About
What is the Green Cloud?
The Green Cloud is an ongoing project that is being actively developed by the Center for Research Computing at the University of Notre Dame.
The aim of the project is to provide a stable cloud-computing platform that uses experimental techniques to remain as energy efficient as possible, helping the environment and lowering costs at the same time.
Cloud Computing
The Green Cloud is comprised of approximately 90 machines, providing over 360 cores of processing power for high-cost computational services. The Cloud runs a combination of OpenNebula an open-source, enterprise-grade cloud architecture, and Condor, a high-throughput batch job system, providing a simple platform to dynamically allocate computing resources in a scalable, reliable, and highly efficient manner.

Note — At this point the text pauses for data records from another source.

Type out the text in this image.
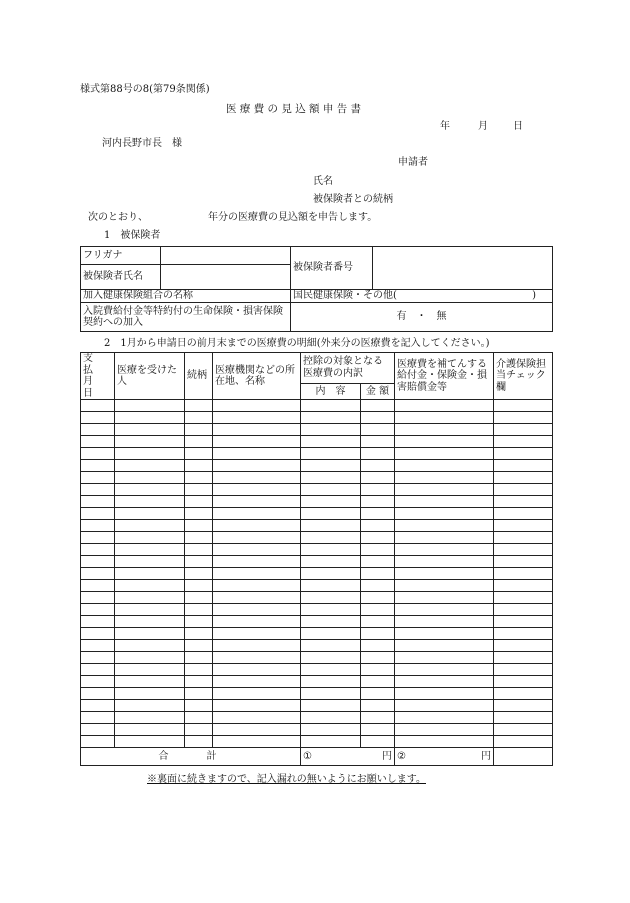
様式第88号の8(第79条関係)
医 療 費 の 見 込 額 申 告 書
年	月	日
河内長野市長　様
申請者
氏名
被保険者との続柄
次のとおり、	年分の医療費の見込額を申告します。
1　被保険者
フリガナ		被保険者番号	
被保険者氏名			
加入健康保険組合の名称		国民健康保険・その他( )	

入院費給付金等特約付の生命保険・損害保険契約への加入		有　・　無	
2　1月から申請日の前月末までの医療費の明細(外来分の医療費を記入してください。)
支 払 月 日	医療を受けた人	続柄	医療機関などの所在地、名称	控除の対象となる医療費の内訳		医療費を補てんする給付金・保険金・損害賠償金等	介護保険担当チェック欄
				内　容	金 額		

合　　計				① 円		② 円	

※裏面に続きますので、記入漏れの無いようにお願いします。
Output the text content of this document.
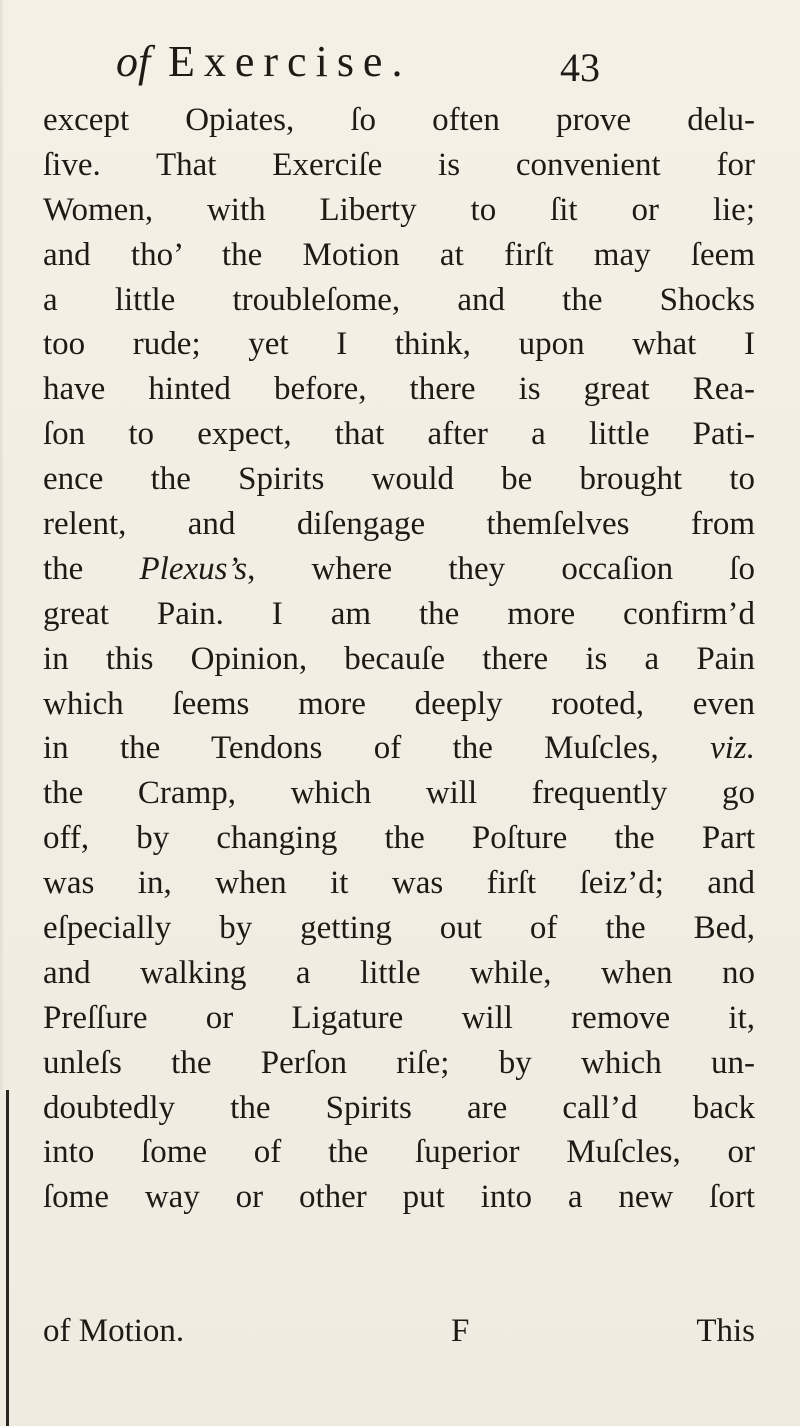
of Exercise.	43
except Opiates, ſo often prove delu-
ſive. That Exerciſe is convenient for
Women, with Liberty to ſit or lie;
and tho’ the Motion at firſt may ſeem
a little troubleſome, and the Shocks
too rude; yet I think, upon what I
have hinted before, there is great Rea-
ſon to expect, that after a little Pati-
ence the Spirits would be brought to
relent, and diſengage themſelves from
the Plexus’s, where they occaſion ſo
great Pain. I am the more confirm’d
in this Opinion, becauſe there is a Pain
which ſeems more deeply rooted, even
in the Tendons of the Muſcles, viz.
the Cramp, which will frequently go
off, by changing the Poſture the Part
was in, when it was firſt ſeiz’d; and
eſpecially by getting out of the Bed,
and walking a little while, when no
Preſſure or Ligature will remove it,
unleſs the Perſon riſe; by which un-
doubtedly the Spirits are call’d back
into ſome of the ſuperior Muſcles, or
ſome way or other put into a new ſort
of Motion.	F	This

Using a fully virtual environment, the Cloud allows users to perform a wide range of computing tasks, from development to research to web hosting, on a highly flexible and stable system.
Going Green
In addition to the technological power that the Green Cloud provides, the computing grid behind it employs grid-heating, an innovative energy-saving technique that seeks to recycle the heat normally produced by large-scale computing grids.
In the case of the current Green Cloud, the excess heat produced by the grid is being used to heat the South Bend Green House, drastically reducing the environmental and financial costs to maintain both the green house and the computing grid itself.